9. Il résulte de tout ce qui précède que la MEL est fondée à demander qu'il soit enjoint à M. C et Mme D ainsi qu'à tous les occupants sans droit ni titre de l'emplacement n°3 dans l'emprise de l'aire d'accueil des gens du voyage, située Allée des Périsseaux de quitter ce site sans délai, et d'en retirer tous les biens leur appartenant. Il n'y a pas lieu, dans les circonstances particulières de l'espèce, d'assortir cette injonction d'une astreinte.

10. En revanche, il n'entre pas dans l'office du juge administratif d'autoriser la MEL à demander à l'État le concours de la force publique pour l'exécution de la présente ordonnance. Il appartiendra, s'il y a lieu, à la commune de demander directement à l'État ce concours. Les conclusions de la commune tendant à ce que l'expulsion ordonnée par la présente ordonnance le soit " au besoin avec le concours de la force publique " doivent dès lors être rejetées.

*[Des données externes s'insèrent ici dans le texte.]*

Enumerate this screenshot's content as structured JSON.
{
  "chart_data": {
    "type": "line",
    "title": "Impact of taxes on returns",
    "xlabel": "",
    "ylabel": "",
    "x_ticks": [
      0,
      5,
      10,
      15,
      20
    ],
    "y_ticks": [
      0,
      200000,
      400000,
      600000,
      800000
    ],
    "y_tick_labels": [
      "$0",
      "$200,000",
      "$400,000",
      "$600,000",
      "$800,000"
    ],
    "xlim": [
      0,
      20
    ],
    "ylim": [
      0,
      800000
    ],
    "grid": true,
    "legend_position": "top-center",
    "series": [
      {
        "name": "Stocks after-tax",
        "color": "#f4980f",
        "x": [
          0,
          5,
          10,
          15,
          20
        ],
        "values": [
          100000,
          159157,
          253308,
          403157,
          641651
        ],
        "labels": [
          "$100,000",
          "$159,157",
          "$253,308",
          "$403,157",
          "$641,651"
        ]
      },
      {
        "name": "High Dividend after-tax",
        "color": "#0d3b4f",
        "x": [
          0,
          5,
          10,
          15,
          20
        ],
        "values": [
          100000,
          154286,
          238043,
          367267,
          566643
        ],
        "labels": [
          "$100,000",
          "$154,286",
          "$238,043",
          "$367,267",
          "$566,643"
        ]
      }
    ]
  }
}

Sur les frais liés au litige :

11. Dans les circonstances de l'espèce, il n'y a pas lieu de mettre à la charge de M. C et Mme D et des occupants de l'emplacement n°3 de l'aire d'accueil de Wattignies le versement à la MEL d'une somme de 1 000 euros au titre des frais exposés par elle et non compris dans les dépens.

O R D O N N E :

Article 1er : Il est enjoint à M. C et Mme D ainsi qu'à tous les occupants sans droit ni titre installés sur l'emplacement n°3 dans l'emprise de l'aire d'accueil des gens du voyage, située Allée des Périsseaux à Wattignies de quitter les lieux et d'évacuer leurs biens sans délai.

Article 2 : Le surplus des conclusions de la requête est rejeté.

Article 3 : La présente ordonnance sera notifiée à la métropole européenne de Lille ainsi qu'à M. A C, à Mme B D et tous les occupants de l'emplacement en cause.

Copie en sera adressée, pour information, au préfet du Nord.

Fait à Lille, le 2 juin 2023.

Le juge des référés,

signé

P. LASSAUX

La République mande et ordonne au préfet du Nord en ce qui le concerne et à tous commissaires de justice à ce requis en ce qui concerne les voies de droit commun, contre les parties privées, de pourvoir à l'exécution de la présente ordonnance.